Q: I have two tweeters; the first one is a piezo, and the other one is a compression driver.
They sound different even though the frequency response is the same (1,800 Hz, 20,000 Hz).
I understand that two different devices from two different manufacturers are going to sound different, but I wasn’t expecting it to be so dramatically so.
Is there any specific reason why this is the case?
A: Aside from the fact that, as you mentioned, no two devices are going to sound the same anyway, there are fundamental differences between a tweeter and a compression driver that make them sound different.
A tweeter radiates sound more or less directly into the air. There is usually little to control the dispersion of a tweeter other than the front surface of the cabinet in which they are mounted. With careful design tweeters can sound very nice and pretty, but their behavior and polar pattern can be inconsistent.
It can also take a lot of power, which eventually translates to size, to make a tweeter loud enough to keep up with larger speakers.

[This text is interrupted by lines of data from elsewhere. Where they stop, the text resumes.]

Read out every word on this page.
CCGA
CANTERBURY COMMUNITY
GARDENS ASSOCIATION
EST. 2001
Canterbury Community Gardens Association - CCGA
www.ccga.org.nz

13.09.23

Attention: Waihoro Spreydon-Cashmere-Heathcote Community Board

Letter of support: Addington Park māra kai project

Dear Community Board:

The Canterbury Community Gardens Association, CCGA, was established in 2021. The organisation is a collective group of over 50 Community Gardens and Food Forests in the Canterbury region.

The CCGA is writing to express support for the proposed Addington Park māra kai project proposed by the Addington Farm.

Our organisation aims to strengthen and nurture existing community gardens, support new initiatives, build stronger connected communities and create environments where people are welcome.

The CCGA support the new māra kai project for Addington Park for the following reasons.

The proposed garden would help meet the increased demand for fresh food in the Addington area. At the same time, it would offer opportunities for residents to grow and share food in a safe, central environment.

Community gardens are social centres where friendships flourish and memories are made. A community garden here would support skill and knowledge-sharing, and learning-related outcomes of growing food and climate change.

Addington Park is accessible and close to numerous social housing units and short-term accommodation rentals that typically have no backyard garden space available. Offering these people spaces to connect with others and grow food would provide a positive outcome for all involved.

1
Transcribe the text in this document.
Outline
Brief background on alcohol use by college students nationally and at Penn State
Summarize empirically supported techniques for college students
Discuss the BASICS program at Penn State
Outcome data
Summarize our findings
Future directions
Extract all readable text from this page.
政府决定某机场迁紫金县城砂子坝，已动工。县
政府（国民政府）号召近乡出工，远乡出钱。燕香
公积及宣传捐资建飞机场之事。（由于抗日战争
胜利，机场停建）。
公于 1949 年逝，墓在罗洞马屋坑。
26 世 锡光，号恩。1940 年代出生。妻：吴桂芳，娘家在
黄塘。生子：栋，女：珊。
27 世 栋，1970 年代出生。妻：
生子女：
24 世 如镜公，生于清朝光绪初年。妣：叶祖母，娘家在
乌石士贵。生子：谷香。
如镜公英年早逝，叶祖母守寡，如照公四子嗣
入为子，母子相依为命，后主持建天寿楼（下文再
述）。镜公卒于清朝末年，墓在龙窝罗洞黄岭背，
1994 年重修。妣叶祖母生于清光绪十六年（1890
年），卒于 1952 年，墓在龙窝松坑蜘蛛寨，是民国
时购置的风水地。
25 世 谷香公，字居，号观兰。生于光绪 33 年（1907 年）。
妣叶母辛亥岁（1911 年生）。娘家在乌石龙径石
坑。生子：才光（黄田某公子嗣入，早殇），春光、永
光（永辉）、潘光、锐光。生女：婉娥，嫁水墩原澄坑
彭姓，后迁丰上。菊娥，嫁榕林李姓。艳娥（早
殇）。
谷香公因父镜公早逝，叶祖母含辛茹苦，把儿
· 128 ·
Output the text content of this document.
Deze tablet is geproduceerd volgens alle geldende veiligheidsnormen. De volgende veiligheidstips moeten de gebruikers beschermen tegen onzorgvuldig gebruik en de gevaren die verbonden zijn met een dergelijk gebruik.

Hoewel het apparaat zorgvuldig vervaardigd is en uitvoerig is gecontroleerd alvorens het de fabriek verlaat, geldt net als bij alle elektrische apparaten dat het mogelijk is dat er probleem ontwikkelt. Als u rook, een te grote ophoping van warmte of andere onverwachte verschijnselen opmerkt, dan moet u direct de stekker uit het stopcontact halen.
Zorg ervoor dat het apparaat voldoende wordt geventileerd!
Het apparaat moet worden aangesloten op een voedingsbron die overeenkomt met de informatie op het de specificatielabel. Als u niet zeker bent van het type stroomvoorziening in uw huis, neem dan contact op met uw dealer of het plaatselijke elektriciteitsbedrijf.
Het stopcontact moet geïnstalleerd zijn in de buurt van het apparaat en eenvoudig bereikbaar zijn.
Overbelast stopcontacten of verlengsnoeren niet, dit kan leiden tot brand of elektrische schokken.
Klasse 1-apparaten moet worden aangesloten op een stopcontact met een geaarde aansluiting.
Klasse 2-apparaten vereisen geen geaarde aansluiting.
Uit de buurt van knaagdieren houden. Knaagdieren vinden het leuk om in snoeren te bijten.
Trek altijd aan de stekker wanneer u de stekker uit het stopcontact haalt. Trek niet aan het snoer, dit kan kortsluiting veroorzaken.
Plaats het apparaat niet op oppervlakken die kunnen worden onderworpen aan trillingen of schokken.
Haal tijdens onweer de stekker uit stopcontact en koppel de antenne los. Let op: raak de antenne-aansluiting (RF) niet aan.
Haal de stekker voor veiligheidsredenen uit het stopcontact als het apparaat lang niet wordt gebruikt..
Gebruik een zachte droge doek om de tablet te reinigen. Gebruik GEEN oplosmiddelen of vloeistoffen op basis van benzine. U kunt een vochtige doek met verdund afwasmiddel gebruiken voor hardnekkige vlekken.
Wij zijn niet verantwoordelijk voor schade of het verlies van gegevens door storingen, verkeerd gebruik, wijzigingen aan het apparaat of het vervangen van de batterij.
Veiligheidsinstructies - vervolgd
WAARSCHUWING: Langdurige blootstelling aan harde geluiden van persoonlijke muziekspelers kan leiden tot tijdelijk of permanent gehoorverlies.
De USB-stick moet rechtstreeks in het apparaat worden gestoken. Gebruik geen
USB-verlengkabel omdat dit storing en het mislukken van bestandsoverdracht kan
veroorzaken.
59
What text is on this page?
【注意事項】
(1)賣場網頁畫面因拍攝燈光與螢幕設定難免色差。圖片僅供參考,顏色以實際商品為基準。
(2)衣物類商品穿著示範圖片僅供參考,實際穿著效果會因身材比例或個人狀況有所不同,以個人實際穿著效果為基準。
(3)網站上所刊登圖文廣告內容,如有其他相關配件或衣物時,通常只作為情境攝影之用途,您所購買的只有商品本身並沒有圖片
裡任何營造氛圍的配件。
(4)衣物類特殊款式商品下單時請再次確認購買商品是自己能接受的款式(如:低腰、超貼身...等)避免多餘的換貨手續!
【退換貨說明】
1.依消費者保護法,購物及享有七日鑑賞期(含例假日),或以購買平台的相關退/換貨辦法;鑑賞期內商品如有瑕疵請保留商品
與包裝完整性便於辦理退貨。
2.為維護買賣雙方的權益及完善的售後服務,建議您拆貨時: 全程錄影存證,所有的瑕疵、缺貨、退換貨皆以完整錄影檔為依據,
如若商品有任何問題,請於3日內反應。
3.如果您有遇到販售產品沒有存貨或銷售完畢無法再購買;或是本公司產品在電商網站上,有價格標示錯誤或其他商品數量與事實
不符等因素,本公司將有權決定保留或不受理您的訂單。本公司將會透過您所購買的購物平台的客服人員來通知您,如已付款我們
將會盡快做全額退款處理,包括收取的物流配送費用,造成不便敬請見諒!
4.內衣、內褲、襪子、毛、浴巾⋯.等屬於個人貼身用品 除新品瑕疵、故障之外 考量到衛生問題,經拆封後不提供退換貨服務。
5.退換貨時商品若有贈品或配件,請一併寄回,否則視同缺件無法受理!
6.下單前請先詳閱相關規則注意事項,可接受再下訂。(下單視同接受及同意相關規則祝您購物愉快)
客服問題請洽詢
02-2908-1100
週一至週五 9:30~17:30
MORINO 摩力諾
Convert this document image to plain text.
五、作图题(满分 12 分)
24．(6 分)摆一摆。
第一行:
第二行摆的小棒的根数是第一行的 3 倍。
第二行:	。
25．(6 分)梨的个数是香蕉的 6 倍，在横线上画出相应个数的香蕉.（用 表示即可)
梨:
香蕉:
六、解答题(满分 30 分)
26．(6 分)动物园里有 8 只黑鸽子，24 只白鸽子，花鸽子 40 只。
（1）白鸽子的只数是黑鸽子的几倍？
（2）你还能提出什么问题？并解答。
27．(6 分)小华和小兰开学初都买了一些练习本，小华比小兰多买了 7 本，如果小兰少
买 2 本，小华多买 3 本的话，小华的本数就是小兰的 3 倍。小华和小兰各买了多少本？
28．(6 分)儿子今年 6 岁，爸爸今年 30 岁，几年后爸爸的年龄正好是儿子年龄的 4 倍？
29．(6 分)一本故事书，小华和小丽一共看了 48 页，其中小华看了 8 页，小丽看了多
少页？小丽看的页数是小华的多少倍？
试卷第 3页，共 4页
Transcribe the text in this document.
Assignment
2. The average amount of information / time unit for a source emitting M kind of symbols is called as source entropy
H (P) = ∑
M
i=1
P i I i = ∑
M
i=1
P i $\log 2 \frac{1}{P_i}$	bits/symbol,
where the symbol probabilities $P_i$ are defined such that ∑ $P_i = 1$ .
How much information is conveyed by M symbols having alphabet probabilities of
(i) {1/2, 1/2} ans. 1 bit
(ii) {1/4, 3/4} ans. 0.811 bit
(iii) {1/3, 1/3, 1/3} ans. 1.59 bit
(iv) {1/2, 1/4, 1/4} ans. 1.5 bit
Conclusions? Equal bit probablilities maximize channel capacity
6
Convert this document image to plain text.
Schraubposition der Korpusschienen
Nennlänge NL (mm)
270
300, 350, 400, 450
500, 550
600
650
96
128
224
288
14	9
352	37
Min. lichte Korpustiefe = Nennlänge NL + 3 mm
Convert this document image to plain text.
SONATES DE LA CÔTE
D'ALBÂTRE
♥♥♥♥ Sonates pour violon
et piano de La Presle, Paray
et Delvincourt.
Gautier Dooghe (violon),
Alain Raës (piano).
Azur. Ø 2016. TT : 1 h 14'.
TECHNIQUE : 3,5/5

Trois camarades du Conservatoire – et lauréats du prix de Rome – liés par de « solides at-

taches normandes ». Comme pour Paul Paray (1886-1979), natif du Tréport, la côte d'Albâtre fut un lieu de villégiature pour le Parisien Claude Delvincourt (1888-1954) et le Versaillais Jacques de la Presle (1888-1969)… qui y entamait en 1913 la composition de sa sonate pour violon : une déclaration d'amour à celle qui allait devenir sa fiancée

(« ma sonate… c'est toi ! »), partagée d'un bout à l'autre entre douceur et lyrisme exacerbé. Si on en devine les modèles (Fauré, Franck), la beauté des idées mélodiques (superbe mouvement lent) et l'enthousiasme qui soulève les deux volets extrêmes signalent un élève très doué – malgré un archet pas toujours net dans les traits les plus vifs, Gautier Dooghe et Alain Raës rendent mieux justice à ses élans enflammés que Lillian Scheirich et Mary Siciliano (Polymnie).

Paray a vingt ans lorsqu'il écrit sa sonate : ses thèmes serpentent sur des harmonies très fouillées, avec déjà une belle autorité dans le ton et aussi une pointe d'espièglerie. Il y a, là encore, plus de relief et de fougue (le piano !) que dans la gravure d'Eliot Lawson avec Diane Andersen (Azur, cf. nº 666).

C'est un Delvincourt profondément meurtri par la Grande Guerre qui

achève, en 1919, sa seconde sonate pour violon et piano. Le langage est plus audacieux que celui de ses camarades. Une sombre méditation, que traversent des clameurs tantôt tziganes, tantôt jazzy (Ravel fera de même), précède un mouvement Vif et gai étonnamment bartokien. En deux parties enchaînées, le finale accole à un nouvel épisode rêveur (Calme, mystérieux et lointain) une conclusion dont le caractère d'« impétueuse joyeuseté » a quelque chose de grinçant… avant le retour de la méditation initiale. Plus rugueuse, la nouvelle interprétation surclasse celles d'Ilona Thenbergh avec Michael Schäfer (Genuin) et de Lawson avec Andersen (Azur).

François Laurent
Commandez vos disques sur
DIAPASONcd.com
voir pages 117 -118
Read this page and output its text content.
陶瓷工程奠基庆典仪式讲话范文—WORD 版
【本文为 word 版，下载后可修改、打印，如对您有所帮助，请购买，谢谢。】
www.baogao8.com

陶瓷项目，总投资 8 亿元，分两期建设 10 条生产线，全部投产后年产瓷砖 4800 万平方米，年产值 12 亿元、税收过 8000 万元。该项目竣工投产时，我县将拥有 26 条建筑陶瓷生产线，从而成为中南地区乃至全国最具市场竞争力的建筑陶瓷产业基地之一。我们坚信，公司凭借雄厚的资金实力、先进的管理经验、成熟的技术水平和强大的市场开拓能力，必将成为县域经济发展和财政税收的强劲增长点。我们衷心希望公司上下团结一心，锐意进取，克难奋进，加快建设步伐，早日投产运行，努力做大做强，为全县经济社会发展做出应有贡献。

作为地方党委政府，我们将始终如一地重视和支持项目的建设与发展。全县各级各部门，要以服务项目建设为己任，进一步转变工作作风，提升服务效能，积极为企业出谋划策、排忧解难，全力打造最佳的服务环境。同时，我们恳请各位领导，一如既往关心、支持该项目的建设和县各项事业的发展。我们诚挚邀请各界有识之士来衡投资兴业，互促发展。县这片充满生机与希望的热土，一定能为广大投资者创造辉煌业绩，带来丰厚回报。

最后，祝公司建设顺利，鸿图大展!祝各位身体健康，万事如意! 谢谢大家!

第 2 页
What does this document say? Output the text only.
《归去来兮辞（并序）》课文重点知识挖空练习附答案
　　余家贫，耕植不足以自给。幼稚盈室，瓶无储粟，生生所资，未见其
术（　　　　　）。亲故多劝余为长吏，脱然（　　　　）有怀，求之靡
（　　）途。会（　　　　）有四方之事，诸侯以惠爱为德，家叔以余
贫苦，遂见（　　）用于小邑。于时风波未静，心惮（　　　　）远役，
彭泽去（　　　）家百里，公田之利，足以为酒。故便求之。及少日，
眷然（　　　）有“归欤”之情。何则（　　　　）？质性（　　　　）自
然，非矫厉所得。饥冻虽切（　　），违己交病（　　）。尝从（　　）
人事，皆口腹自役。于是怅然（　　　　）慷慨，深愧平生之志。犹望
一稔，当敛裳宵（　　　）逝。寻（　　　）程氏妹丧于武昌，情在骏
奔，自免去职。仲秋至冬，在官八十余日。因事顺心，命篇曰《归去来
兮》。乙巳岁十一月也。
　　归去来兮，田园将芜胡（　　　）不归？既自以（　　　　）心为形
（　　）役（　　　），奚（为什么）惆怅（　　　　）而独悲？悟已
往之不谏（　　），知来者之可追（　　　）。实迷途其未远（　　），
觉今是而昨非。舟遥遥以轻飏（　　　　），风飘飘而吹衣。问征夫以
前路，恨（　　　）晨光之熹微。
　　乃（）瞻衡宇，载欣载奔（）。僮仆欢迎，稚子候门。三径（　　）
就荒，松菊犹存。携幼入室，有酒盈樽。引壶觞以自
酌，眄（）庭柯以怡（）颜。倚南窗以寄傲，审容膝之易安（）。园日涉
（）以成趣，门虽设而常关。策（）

Where speakers can be redundant (i.e. more than one speaker can cover a frequency range), the anomalies in tweeter dispersion and frequency response can cause objectionable phase cancellation and comb filtering when multiple devices are used together.
Compression drivers, on the other hand, can have very controllable polar patterns and frequency response characteristics depending upon the type of horn they are coupled to.
In addition, the compression driver makes the device much more efficient, so it takes less power to reach a certain SPL. Horns can also be used in multiples due to their controllability. Horns and compression drivers are used in virtually all high power PA applications for these reasons.
It’s just not practical to use tweeters, especially in the critical 1k to 6k range. Above that tweeters are sometimes used. One issue designers of compression drivers must address is the fact that sound from all parts of the diaphragm must reach the throat of the horn at the same time (in order to be in phase with each other.
A device known as a phasing plug, which has a series of different length passages through it is often used to accomplish this, but it’s never an exact science. There are side effects to this as well. Some compression drivers develop so much pressure at the throat of the horn that nonlinearities in the compression of the air are introduced.
These can cause significant harmonic distortion and is partly responsible for the objectionable sound of some high power horn systems.
While any high power PA application is more surely going to call for horns and compression drivers, studio monitors and stereo speakers tend to rely more on tweeters. They are much less expensive to build and to most people’s ears sound better at the typical close listening distances used in near field monitoring.
Do not assume, however, that tweeters are “better” than horns. Some of the most expensive and accurate midfield studio monitors in the world use horns and drivers. They are just designed with excruciatingly careful detail.